ISAAC LE PIRATE - Tome 5. Jacques

Les aventures picaresques et sentimentales d’Isaac et son copain Jacques continuent à Paris et dans la campagne alentours. Un 5e tome distrayant mais qui se disperse un peu trop.

Des personnages qui multiplient les allées et venues entre Paris et la campagne, des bagarres, des courses poursuites et des déguisements grotesques. Ce cinquième tome d’"Isaac le pirate" est un peu tout ça. L’épisode démarre sur un Isaac assagi qui décide avec son copain Jacques de se faire oublier quelques temps, après avoir multipliés les petits larçins. C’est sans compter sur l’appel de l’amour qui les forcent à retourner dans la capitale :
Jacques est obsédé par une belle aristocrate et Isaac finit par apprendre que son Alice s’est embarquée pour le bout du monde avec son nouvel époux Philippe du Chemin Vert. Comme dirait Le Portugais, comparse d’Isaac et Jacques : "comment voulez-vous travailler avec des types qui ont les testicules à la place du cerveau ?!"...

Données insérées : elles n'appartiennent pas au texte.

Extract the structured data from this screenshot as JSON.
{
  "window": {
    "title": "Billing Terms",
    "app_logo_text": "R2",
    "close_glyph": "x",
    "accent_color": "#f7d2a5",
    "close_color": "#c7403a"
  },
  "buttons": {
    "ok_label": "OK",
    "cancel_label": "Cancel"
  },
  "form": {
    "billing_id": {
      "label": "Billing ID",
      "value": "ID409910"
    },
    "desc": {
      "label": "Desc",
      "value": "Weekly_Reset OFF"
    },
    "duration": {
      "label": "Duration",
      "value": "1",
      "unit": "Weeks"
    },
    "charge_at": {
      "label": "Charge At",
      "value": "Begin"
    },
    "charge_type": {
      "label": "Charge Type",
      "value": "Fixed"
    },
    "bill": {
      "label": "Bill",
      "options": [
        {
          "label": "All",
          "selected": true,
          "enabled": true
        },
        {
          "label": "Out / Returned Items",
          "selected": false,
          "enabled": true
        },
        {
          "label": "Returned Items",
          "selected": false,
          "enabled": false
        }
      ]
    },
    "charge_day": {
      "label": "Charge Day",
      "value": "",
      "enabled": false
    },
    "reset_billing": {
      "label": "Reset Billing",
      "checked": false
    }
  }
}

Déjà le tome précédent multipliait les rencontres et les péripéties avec un nombre incalculable de personnages. Ce nouvel opus reprend le même principe car, même s’il s’intitule "Jacques", on ne parle pas que de lui, loin de là. La galerie de portrait s’agrandit encore et, rapidement, tout part dans tous les sens et se bouscule. En fait, on a un peu l’impression d’assister à une pièce de théâtre avec une succession de saynètes qui voient les nombreux protagonistes aller et venir à toute vitesse sur la scène.
C’est un peu comme si Blain leur avait lâché la bride, les laissant agir à leur guise sans rien maîtriser. C’est à la fois très distrayant (grâce notamment à la finesse des dialogues) et un peu frustrant car il ne faut pas s’attendre à trouver un semblant de fin à ce 5e tome. Isaac ne se sera pas plus rapproché de sa bien-aimée, quant au lecteur, il finirait presque par perdre le fil conducteur de la série. Et, vu la qualité d’"Isaac le pirate" jusqu’ici, avouez que ce serait dommage.